Exemple de parcours le plus rapide :

Intégration à la hors classe au bout de 19 ans, à la classe exceptionnelle au bout de 21 ans, accès au dernier échelon de la classe exceptionnelle au bout de 33 ans à l’indice 972.

Exemple de parcours le plus lent :

Intégration à la hors classe au bout de 30 ans, et au 7e échelon au bout de 36 ans.

Deux PE ayant commencé leur carrière en même temps pourront la terminer l’un à l’indice 972, l’autre à l’indice 821 !

Des informations insuffisantes

Nous ne disposons pas à ce jour d’information sur les rendez-vous de carrière qui permettront de changer de grade, voire de franchir les derniers échelons de la classe exceptionnelle ni sur l’existence d’un barème indicatif qui a au moins l’avantage d’être transparent. Pour le SNUipp, il est nécessaire que des éléments objectifs liés à l’ancienneté des services et ainsi à l’expérience professionnelle soient pris en compte.


Ce que veut le SNUipp-FSU :

Un déroulement de carrière sans obstacle

Les modalités d’accès à la classe exceptionnelle éloignent encore d’un déroulement de carrière sans barrage de grade qui permette à tous les personnels d’accéder, avant de partir à la retraite, aux indices terminaux de leur corps.

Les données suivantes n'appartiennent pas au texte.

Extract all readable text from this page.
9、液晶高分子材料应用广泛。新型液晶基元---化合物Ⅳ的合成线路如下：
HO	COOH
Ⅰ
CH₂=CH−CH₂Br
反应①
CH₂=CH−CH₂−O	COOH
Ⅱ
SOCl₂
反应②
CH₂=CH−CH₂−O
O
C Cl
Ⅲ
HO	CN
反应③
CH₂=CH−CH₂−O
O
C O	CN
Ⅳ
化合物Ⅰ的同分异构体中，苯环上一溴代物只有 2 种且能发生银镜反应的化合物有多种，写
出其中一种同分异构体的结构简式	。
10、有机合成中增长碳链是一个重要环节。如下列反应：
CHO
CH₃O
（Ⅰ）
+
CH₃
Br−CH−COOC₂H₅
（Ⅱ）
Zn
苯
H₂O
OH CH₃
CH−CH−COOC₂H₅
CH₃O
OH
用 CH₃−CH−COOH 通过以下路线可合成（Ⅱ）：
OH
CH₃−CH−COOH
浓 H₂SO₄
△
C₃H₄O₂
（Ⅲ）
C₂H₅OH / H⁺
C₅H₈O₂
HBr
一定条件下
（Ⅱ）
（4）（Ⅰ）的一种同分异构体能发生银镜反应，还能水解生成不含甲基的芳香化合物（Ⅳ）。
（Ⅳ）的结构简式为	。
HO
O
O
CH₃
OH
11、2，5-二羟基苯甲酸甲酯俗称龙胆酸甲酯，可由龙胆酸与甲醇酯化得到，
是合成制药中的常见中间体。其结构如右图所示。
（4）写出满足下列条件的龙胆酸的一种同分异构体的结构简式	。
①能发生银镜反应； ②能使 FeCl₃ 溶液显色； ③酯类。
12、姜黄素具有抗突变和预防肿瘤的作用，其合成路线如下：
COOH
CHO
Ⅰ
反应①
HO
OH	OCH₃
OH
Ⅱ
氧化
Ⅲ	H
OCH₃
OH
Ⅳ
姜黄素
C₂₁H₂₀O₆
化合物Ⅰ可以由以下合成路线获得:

Permettre à toutes et tous de terminer au dernier échelon de la Hors Classe

Les PE hors classe ne représentent que 8,6 % des PE aujourd’hui. Comment la classe exceptionnelle pourrait-elle demain représenter 10% des PE ?

Il est d’abord nécessaire d’augmenter au plus vite le flux des promus à la hors classe pour que tous accèdent à l’indice terminal 821 (soit 3 090 euros net mensuel) et d’instituer une « clause de sauvegarde » qui permette à tous les enseignant-es bloqué-es au 11e échelon de la classe normale d’être promu-es automatiquement.

Exemple d’augmentation du ratio pour le passage à la HC :

Promouvables à la HC (chiffre avril 2016) : 230 206

Promus avec ratio de 5% : 11 510, Si le ratio était à 7 : 16 114 promus soit + 4 604, si le ratio était à 10% : 23 020 promus soit + 11 510…

D’autres mesures nécessaires pour rendre le métier et certaines fonctions attractifs

Ce n’est pas en faisant miroiter un bonus de carrière au bout de 30 voire 35 ans d’exercice professionnel que l’on va rendre attractives certaines fonctions ou les écoles situées en éducation prioritaire. Accélérer la carrière de celles et ceux qui exercent en éducation prioritaire, sans que cela ne ralentisse la carrière des autres personnels, alléger le temps de travail, augmenter les salaires par des bonifications indiciaires, améliorer les conditions de travail en réduisant le nombre d’élèves par classe, en développant des possibilités de travail en petits groupes sont autant de moyens de rendre attractifs le métier et ses fonctions particulières.

Exiger l’égalité femmes-hommes :

Selon la loi sur l’égalité réelle entre les hommes et les femmes, le ministère se doit de veiller à l’évaluation de l’ensemble de ses actions afin de garantir l’égalité professionnelle et salariale. C’est pourquoi la FSU demande qu’une évaluation d’impact sur des projections prévues soit réalisée et communiquée.